In this scenario tenants, Rawson advised, should not allow themselves to be bullied by landlords who would like them to move out so that they can sell the property.
'The Roman-Dutch law principle huur gaat voor koop still applies and an existing rental agreement can only be cancelled if the landlord is liquidated. It cannot be unilaterally changed simply because the owner wants to sell or does sell'
Most landlords, said Rawson, will now try to take advantage of any lease endings to up their rentals by far higher percentages than hitherto and those buying into any units that come up for sale are likely to do the same.
Tenants signing new leases should, said Rawson, try and negotiate as low as possible an increase in their annual escalation clause: anything above a 10% increase per annum, he said, should be avoided. Tenants should also negotiate for longer leases, i.e. for 24 or 36 months, with a fixed escalation for that period, by which time the high interest rate cycle should be near its end.

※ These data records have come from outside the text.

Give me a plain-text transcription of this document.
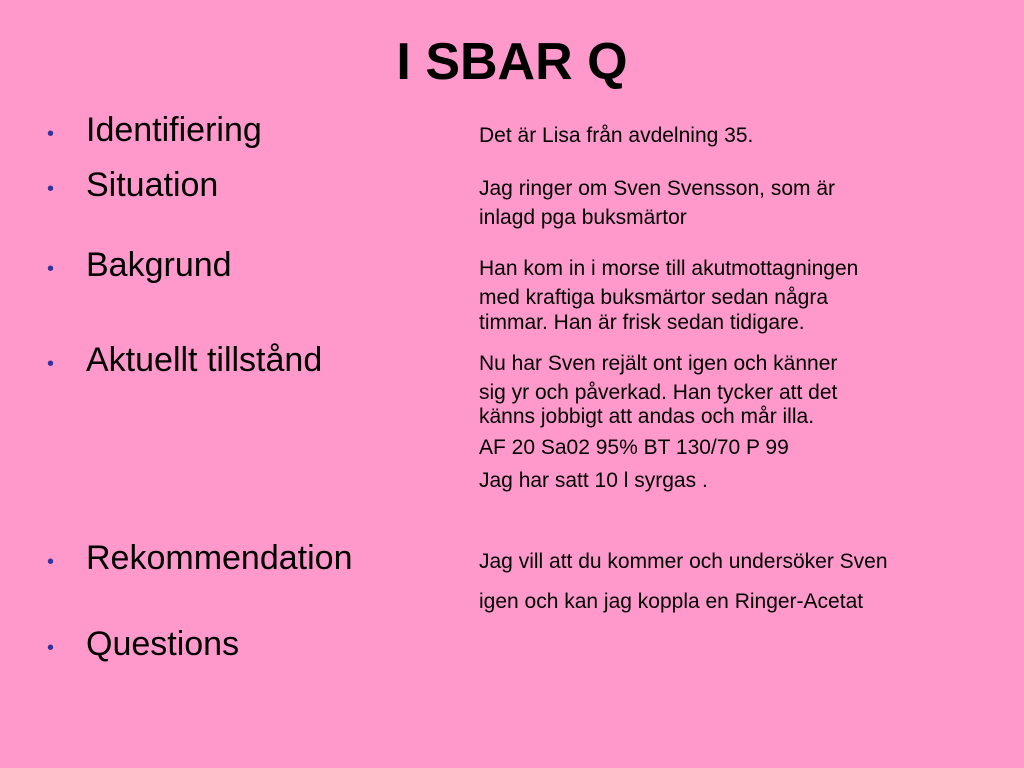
I SBAR Q
• Identifiering	Det är Lisa från avdelning 35.
• Situation	Jag ringer om Sven Svensson, som är
inlagd pga buksmärtor
• Bakgrund	Han kom in i morse till akutmottagningen
med kraftiga buksmärtor sedan några
timmar. Han är frisk sedan tidigare.
• Aktuellt tillstånd	Nu har Sven rejält ont igen och känner
sig yr och påverkad. Han tycker att det
känns jobbigt att andas och mår illa.
AF 20 Sa02 95% BT 130/70 P 99
Jag har satt 10 l syrgas .
• Rekommendation	Jag vill att du kommer och undersöker Sven
igen och kan jag koppla en Ringer-Acetat
• Questions
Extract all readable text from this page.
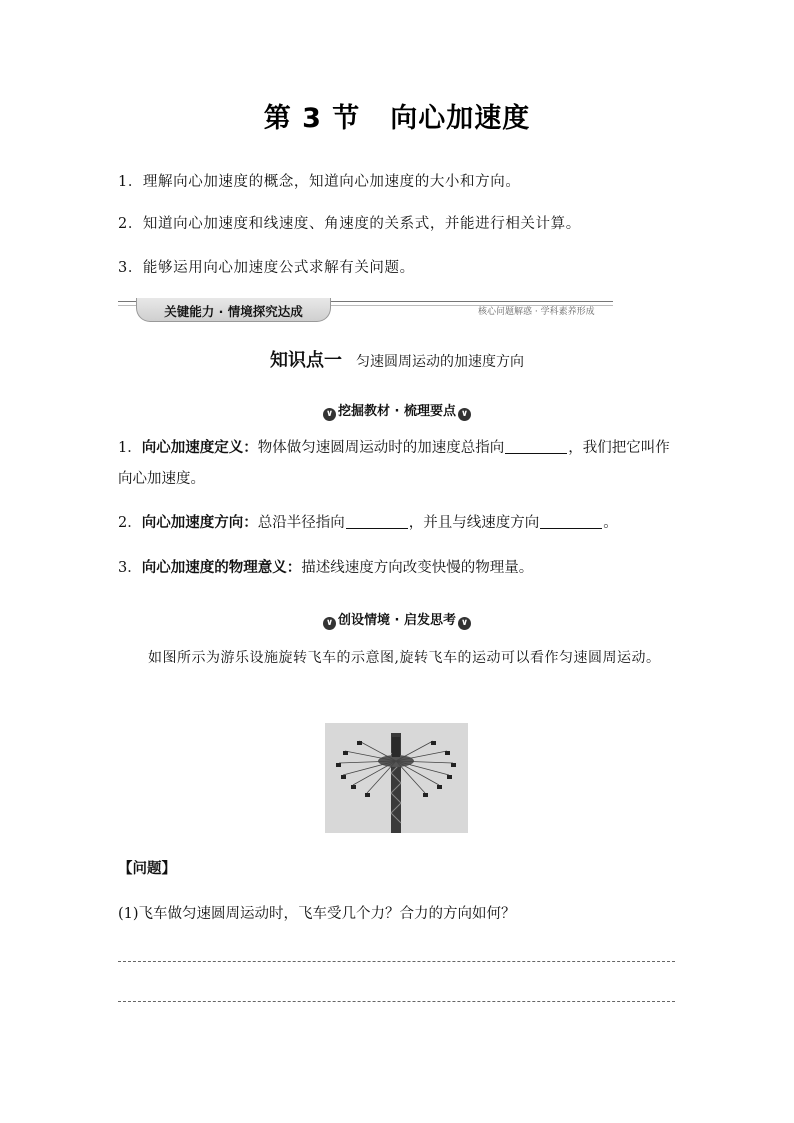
第 3 节 向心加速度
1．理解向心加速度的概念，知道向心加速度的大小和方向。
2．知道向心加速度和线速度、角速度的关系式，并能进行相关计算。
3．能够运用向心加速度公式求解有关问题。
关键能力 · 情境探究达成	核心问题解惑 · 学科素养形成
知识点一 匀速圆周运动的加速度方向
∨ 挖掘教材 · 梳理要点 ∨
1．向心加速度定义：物体做匀速圆周运动时的加速度总指向	，我们把它叫作向心加速度。
2．向心加速度方向：总沿半径指向	，并且与线速度方向	。
3．向心加速度的物理意义：描述线速度方向改变快慢的物理量。
∨ 创设情境 · 启发思考 ∨
如图所示为游乐设施旋转飞车的示意图,旋转飞车的运动可以看作匀速圆周运动。
【问题】
(1)飞车做匀速圆周运动时，飞车受几个力？合力的方向如何？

'Should you be trapped in a high rental situation,' said Rawson, 'it may be possible to move out and find a replacement tenant. The landlord is, however, entitled to refuse to accept a proposed tenant if he has a poor credit rating or comes without references.
'At the very least, his or her credit rating should match that of the existing tenant and the landlord is entitled to a genuine assurance that the property will continue to be well-maintained,' said Rawson.